Polska może stać się potęgą w innowacyjności
Polska ma szansę stać się naukową i technologiczną potęgą, a to za sprawą drugiej ustawy o innowacyjności, w której polscy przedsiębiorcy zostaną objęci 100-procentowym zwrotem podatku za wydatki poniesione w obszarach rozwoju i badań (R&D)...
Polska ma szansę stać się naukową i technologiczną potęgą w Europie i na całym świecie, a to za sprawą drugiej ustawy o innowacyjności, w której polscy przedsiębiorcy zostaną objęci 100-procentowym zwrotem podatku za wydatki poniesione w obszarach rozwoju i badań (R&D).
Jarosław Gowin, Minister Nauki i Szkolnictwa Wyższego, wprowadzi takie ulgi w życie już w styczniu 2018 roku. Oznacza to, że rozwój Polski w tematach najnowszych technologii i powstawania patentów znacząco przyspieszy.
Chociaż wszystkim nam wydaje się, że jeśli chodzi o R&D w naszym kraju prawie nic się nie dzieje, to jest zupełnie przeciwnie. W tej chwili Polska znajduje się na 22. pozycji (w 2016 była to 23. pozycja) globalnej listy innowacyjności Blooberga, na ponad 200 krajów.
Dobrodziejstwa płynące z drugiej ustawy o innowacyjności. Fot. Pixabay.
Najbardziej innowacyjnymi gospodarkami są kolejno: Korea Południowa, Szwecja, Niemcy, Szwajcaria, Finlandia, Singapur, Japonia, Dania, Stany Zjednoczone, Izrael i Kanada. W trzeciej dziesiątce są to: Chiny, Polska, Malezja, Włochy, Islandia, Rosja, Węgry, Republika Czeska, Hiszpania i Grecja.

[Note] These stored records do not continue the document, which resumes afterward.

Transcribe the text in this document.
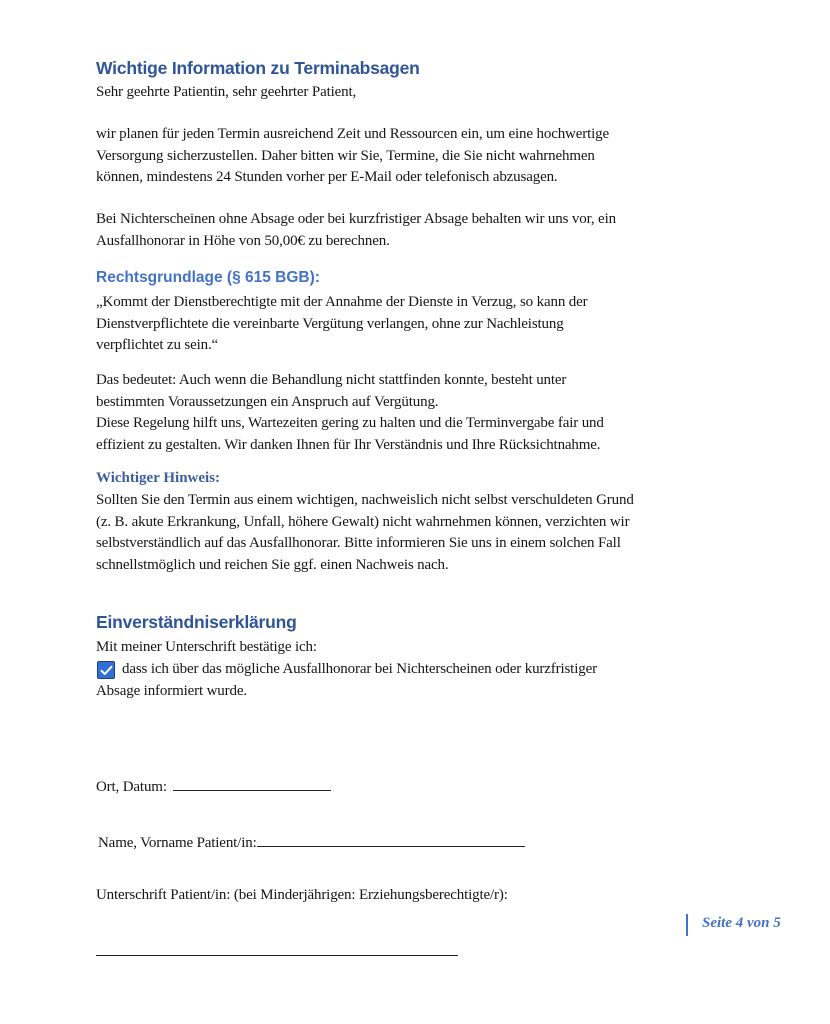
Wichtige Information zu Terminabsagen
Sehr geehrte Patientin, sehr geehrter Patient,
wir planen für jeden Termin ausreichend Zeit und Ressourcen ein, um eine hochwertige
Versorgung sicherzustellen. Daher bitten wir Sie, Termine, die Sie nicht wahrnehmen
können, mindestens 24 Stunden vorher per E-Mail oder telefonisch abzusagen.
Bei Nichterscheinen ohne Absage oder bei kurzfristiger Absage behalten wir uns vor, ein
Ausfallhonorar in Höhe von 50,00€ zu berechnen.
Rechtsgrundlage (§ 615 BGB):
„Kommt der Dienstberechtigte mit der Annahme der Dienste in Verzug, so kann der
Dienstverpflichtete die vereinbarte Vergütung verlangen, ohne zur Nachleistung
verpflichtet zu sein.“
Das bedeutet: Auch wenn die Behandlung nicht stattfinden konnte, besteht unter
bestimmten Voraussetzungen ein Anspruch auf Vergütung.
Diese Regelung hilft uns, Wartezeiten gering zu halten und die Terminvergabe fair und
effizient zu gestalten. Wir danken Ihnen für Ihr Verständnis und Ihre Rücksichtnahme.
Wichtiger Hinweis:
Sollten Sie den Termin aus einem wichtigen, nachweislich nicht selbst verschuldeten Grund
(z. B. akute Erkrankung, Unfall, höhere Gewalt) nicht wahrnehmen können, verzichten wir
selbstverständlich auf das Ausfallhonorar. Bitte informieren Sie uns in einem solchen Fall
schnellstmöglich und reichen Sie ggf. einen Nachweis nach.
Einverständniserklärung
Mit meiner Unterschrift bestätige ich:
dass ich über das mögliche Ausfallhonorar bei Nichterscheinen oder kurzfristiger
Absage informiert wurde.
Ort, Datum:
Name, Vorname Patient/in:
Unterschrift Patient/in: (bei Minderjährigen: Erziehungsberechtigte/r):
Seite 4 von 5
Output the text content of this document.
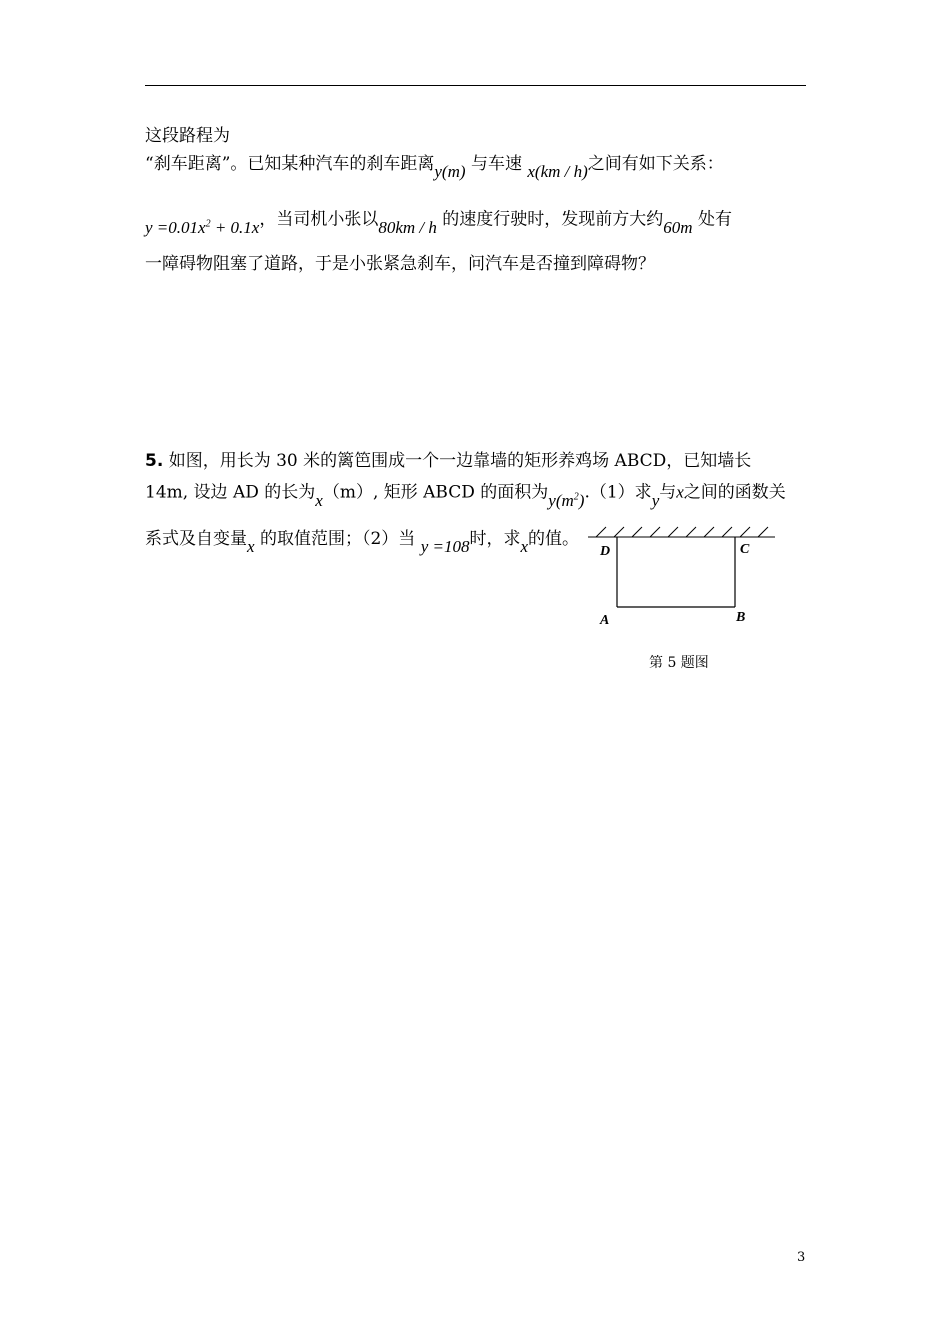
这段路程为
“刹车距离”。已知某种汽车的刹车距离y(m) 与车速 x(km / h)之间有如下关系：
$y =0.01x^2 + 0.1x$，当司机小张以80km / h 的速度行驶时，发现前方大约60m 处有
一障碍物阻塞了道路，于是小张紧急刹车，问汽车是否撞到障碍物？
5. 如图，用长为 30 米的篱笆围成一个一边靠墙的矩形养鸡场 ABCD，已知墙长
14m, 设边 AD 的长为x（m）, 矩形 ABCD 的面积为$y(m^2).(1)$求y与x之间的函数关
系式及自变量x 的取值范围；（2）当 y =108时，求x的值。
D	C
A	B
第 5 题图
3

Tak więc znajdujemy się zaraz za Chinami, w których, można śmiało rzec, naprawdę sporo się dzieje.
Ustawy o innowacyjności mają na celu wyrwanie Polaków z pułapki statusu taniej siły roboczej dla Zachodu. To wszystko będzie możliwe również dzięki Grupie Wyszehradzkiej jako start-up Europy. Zamieszkuje w niej 65 milionów ludzi, generuje 2 biliony dolarów PKB, posiada mnóstwo specjalistów w każdej dziedzinie, ma wiele innowacyjnych wizji i projektów.
Niedługo może stać się ona światowym symbolem innowacyjności ().